A posse de Donald Trump como presidente dos Estados Unidos em 20 de janeiro de 2025 trouxe à tona uma série de preocupações e expectativas em relação à economia global, especialmente para o Brasil. Durante seu discurso inaugural, Trump enfatizou a necessidade de proteger os interesses americanos, afirmando que “eles precisam de nós muito mais […]
A posse de Donald Trump como presidente dos Estados Unidos em 20 de janeiro de 2025 trouxe à tona uma série de preocupações e expectativas em relação à economia global, especialmente para o Brasil. Durante seu discurso inaugural, Trump enfatizou a necessidade de proteger os interesses americanos, afirmando que “eles precisam de nós muito mais do que nós precisamos deles”, referindo-se a países da América Latina, incluindo o Brasil. Essa retórica sugere uma abordagem transacional nas relações internacionais, o que pode impactar diretamente as negociações comerciais e políticas entre os dois países.

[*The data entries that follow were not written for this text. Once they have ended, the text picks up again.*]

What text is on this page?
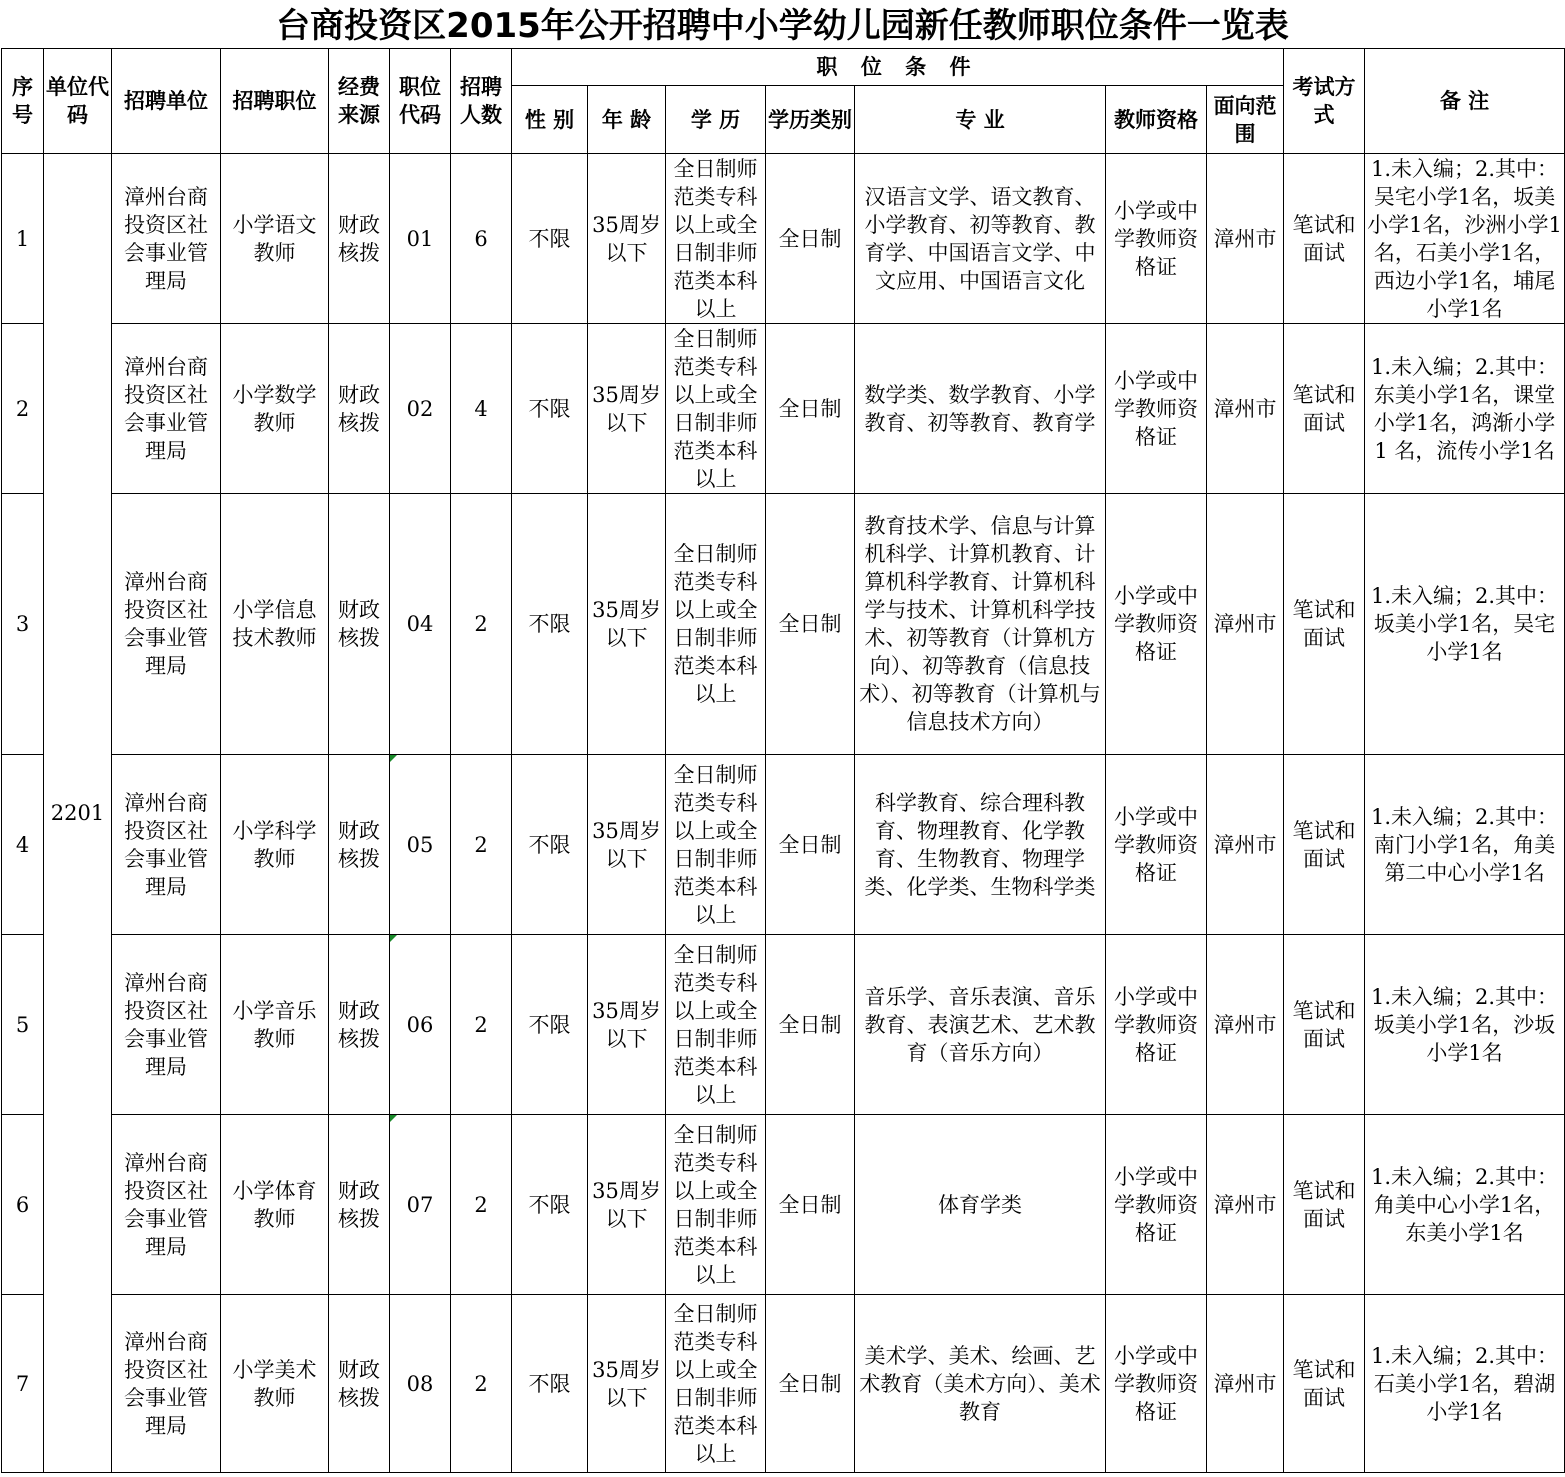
台商投资区2015年公开招聘中小学幼儿园新任教师职位条件一览表
序号	单位代码	招聘单位	招聘职位	经费来源	职位代码	招聘人数	职 位 条 件							考试方式	备 注
							性 别	年 龄	学 历	学历类别	专 业	教师资格	面向范围		
1	2201	漳州台商投资区社会事业管理局	小学语文教师	财政核拨	01	6	不限	35周岁以下	全日制师范类专科以上或全日制非师范类本科以上	全日制	汉语言文学、语文教育、小学教育、初等教育、教育学、中国语言文学、中文应用、中国语言文化	小学或中学教师资格证	漳州市	笔试和面试	1.未入编；2.其中：吴宅小学1名，坂美小学1名，沙洲小学1名，石美小学1名，西边小学1名，埔尾小学1名
2		漳州台商投资区社会事业管理局	小学数学教师	财政核拨	02	4	不限	35周岁以下	全日制师范类专科以上或全日制非师范类本科以上	全日制	数学类、数学教育、小学教育、初等教育、教育学	小学或中学教师资格证	漳州市	笔试和面试	1.未入编；2.其中：东美小学1名，课堂小学1名，鸿渐小学 1 名，流传小学1名
3		漳州台商投资区社会事业管理局	小学信息技术教师	财政核拨	04	2	不限	35周岁以下	全日制师范类专科以上或全日制非师范类本科以上	全日制	教育技术学、信息与计算机科学、计算机教育、计算机科学教育、计算机科学与技术、计算机科学技术、初等教育（计算机方向）、初等教育（信息技术）、初等教育（计算机与信息技术方向）	小学或中学教师资格证	漳州市	笔试和面试	1.未入编；2.其中：坂美小学1名，吴宅小学1名
4		漳州台商投资区社会事业管理局	小学科学教师	财政核拨	05	2	不限	35周岁以下	全日制师范类专科以上或全日制非师范类本科以上	全日制	科学教育、综合理科教育、物理教育、化学教育、生物教育、物理学类、化学类、生物科学类	小学或中学教师资格证	漳州市	笔试和面试	1.未入编；2.其中：南门小学1名，角美第二中心小学1名
5		漳州台商投资区社会事业管理局	小学音乐教师	财政核拨	06	2	不限	35周岁以下	全日制师范类专科以上或全日制非师范类本科以上	全日制	音乐学、音乐表演、音乐教育、表演艺术、艺术教育（音乐方向）	小学或中学教师资格证	漳州市	笔试和面试	1.未入编；2.其中：坂美小学1名，沙坂小学1名
6		漳州台商投资区社会事业管理局	小学体育教师	财政核拨	07	2	不限	35周岁以下	全日制师范类专科以上或全日制非师范类本科以上	全日制	体育学类	小学或中学教师资格证	漳州市	笔试和面试	1.未入编；2.其中：角美中心小学1名，东美小学1名
7		漳州台商投资区社会事业管理局	小学美术教师	财政核拨	08	2	不限	35周岁以下	全日制师范类专科以上或全日制非师范类本科以上	全日制	美术学、美术、绘画、艺术教育（美术方向）、美术教育	小学或中学教师资格证	漳州市	笔试和面试	1.未入编；2.其中：石美小学1名，碧湖小学1名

Trump anunciou a intenção de impor tarifas de até 25% sobre produtos do Canadá e do México a partir de 1º de fevereiro, uma medida que pode desencadear uma guerra comercial e afetar as relações comerciais com o Brasil, que é um dos principais parceiros dos EUA. O analista de economia Gabriel Monteiro destacou que, embora as tarifas possam ter efeitos limitados sobre o Brasil, setores como petróleo e siderurgia estão em alerta, pois o país exporta significativamente esses produtos para os EUA.
Além das tarifas, Trump também sinalizou um aumento na inflação e juros nos Estados Unidos, o que pode fortalecer o dólar e exigir que o Brasil eleve suas taxas de juros para atrair investimentos. O economista Gustavo Sung apontou que o cenário econômico pode se complicar, especialmente com a possibilidade de uma guerra comercial entre os EUA e a China, que poderia abrir novas oportunidades para o agronegócio brasileiro.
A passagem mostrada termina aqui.